An hour later, a tiny truck pulls up (our mailman’s van is seriously bigger), and what do you know, it has our generator. So much for huge trucks and forklifts. We got the generator out, and although it’s a decent size (about as big as a small fridge) it was far smaller than the Lebanese guy had made out. This was a relief to us, as we have about 1 meter of free space in our garage and it was nice to have somewhere to store it.

We’re really happy with the thing so far. It’s quite similar to a car engine, in that it has a battery and you can start it by turning a key (no yanking on a pullstring) and since it runs on diesel it will save us money too.



The (Australian) election - 15/12/08

I was just reading about how Australian Prime Minister Kevin Rudd’s plane broke down in Queensland, and several of his staff were stranded while the PM was transported on another plane, and it got me thinking about politics.

At the moment, Australia is divided between the Coalition (roughly comparable to the American Republican Party) and Labor (roughly comparable to the American Democratic Party), who won the 2008 election in a monster landslide. I watched the whole thing on TV, and it was like watching the most horrific MMA fight you can imagine, where instead of kicks and punches the damage was being done by ballots.

The 2008 election wasn’t about issues but about appearance, and Kevin Rudd couldn’t have lost. He was hip and young, and savagely popular with younger voters. In the debate, he repeatedly name-dropped Myspace and Youtube. Coalition leader John Howard looked old and out of touch. Add to this the fact that Howard planned to step down soon anyway (so voters would face a new, untested leader soon no matter who’s name was on the ballot) and it was a lost cause for Howard…you sort of wonder why he even bothered to show up.

I voted for Howard because, well, I liked the man. He got things done. Kevin Rudd specialises in paper politics. He’s good at smiling and waving at the camera, but isn’t an effective leader. He signed Kyoto, which is a meaningless gesture since he will be out of office long before any meaningful deadlines are underway. He apologised to the stolen generation, but doesn’t seem interested in making financial restitution. His promise to pull Australia out of the Iraq war was a bait and switch, as it only applies to a third of our soldiers and no-one knows when the rest will come home.

What’s John Howard doing now? Nobody knows. He’s vanished. Maybe we’ll get some memoirs or something out of him in the future, his legacy nearly demands it after all.



Hmm…new host! - 09/12/08

Yesterday I was with Quadra, today I’m with HostGator.
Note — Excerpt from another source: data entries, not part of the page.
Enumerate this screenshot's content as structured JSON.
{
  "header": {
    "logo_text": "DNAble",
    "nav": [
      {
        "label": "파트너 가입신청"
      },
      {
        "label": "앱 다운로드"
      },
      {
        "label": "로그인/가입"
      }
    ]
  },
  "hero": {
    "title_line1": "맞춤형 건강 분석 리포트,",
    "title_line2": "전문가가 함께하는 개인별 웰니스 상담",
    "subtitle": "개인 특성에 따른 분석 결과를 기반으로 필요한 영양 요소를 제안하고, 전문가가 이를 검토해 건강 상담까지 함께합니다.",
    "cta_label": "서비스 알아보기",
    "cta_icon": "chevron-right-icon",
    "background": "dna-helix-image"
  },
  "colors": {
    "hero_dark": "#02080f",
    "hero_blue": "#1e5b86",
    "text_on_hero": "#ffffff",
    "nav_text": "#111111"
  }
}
My old host was great, but it cost a lot of money, and with this new one I save about $100 p/a, which is a big deal. On the downside it’s in the US, so my FTP speeds aren’t quite as snappy. Also, it introduced me to the dark side of CMS software, like having to back up all of my tables and transfer it to a new database, not to mention messing around endlessly with permissions and config files, which was kind of a drag…

But on the bright side, it gave me an excuse to upgrade to the latest version of Wordpress. Wordpress isn’t one of those programs that stays the same from version to version aside from a few irrelevant details, it actually packs a lot of changes into its upgrades, and it’s great having the latest version.



Reborn - 18/10/08

The old site was difficult to update, so I killed it and rebuilt it using Wordpress. This was a relatively steep learning curve for me, as I had to code a template from scratch and I don’t know PHP. Nevertheless, I finally got it working through my own sweat and tears. Plus copying other people’s code. That helped.

I’ll let this function as an “About” page. My name is Ben Sheffield. Yo. This site is for my writing.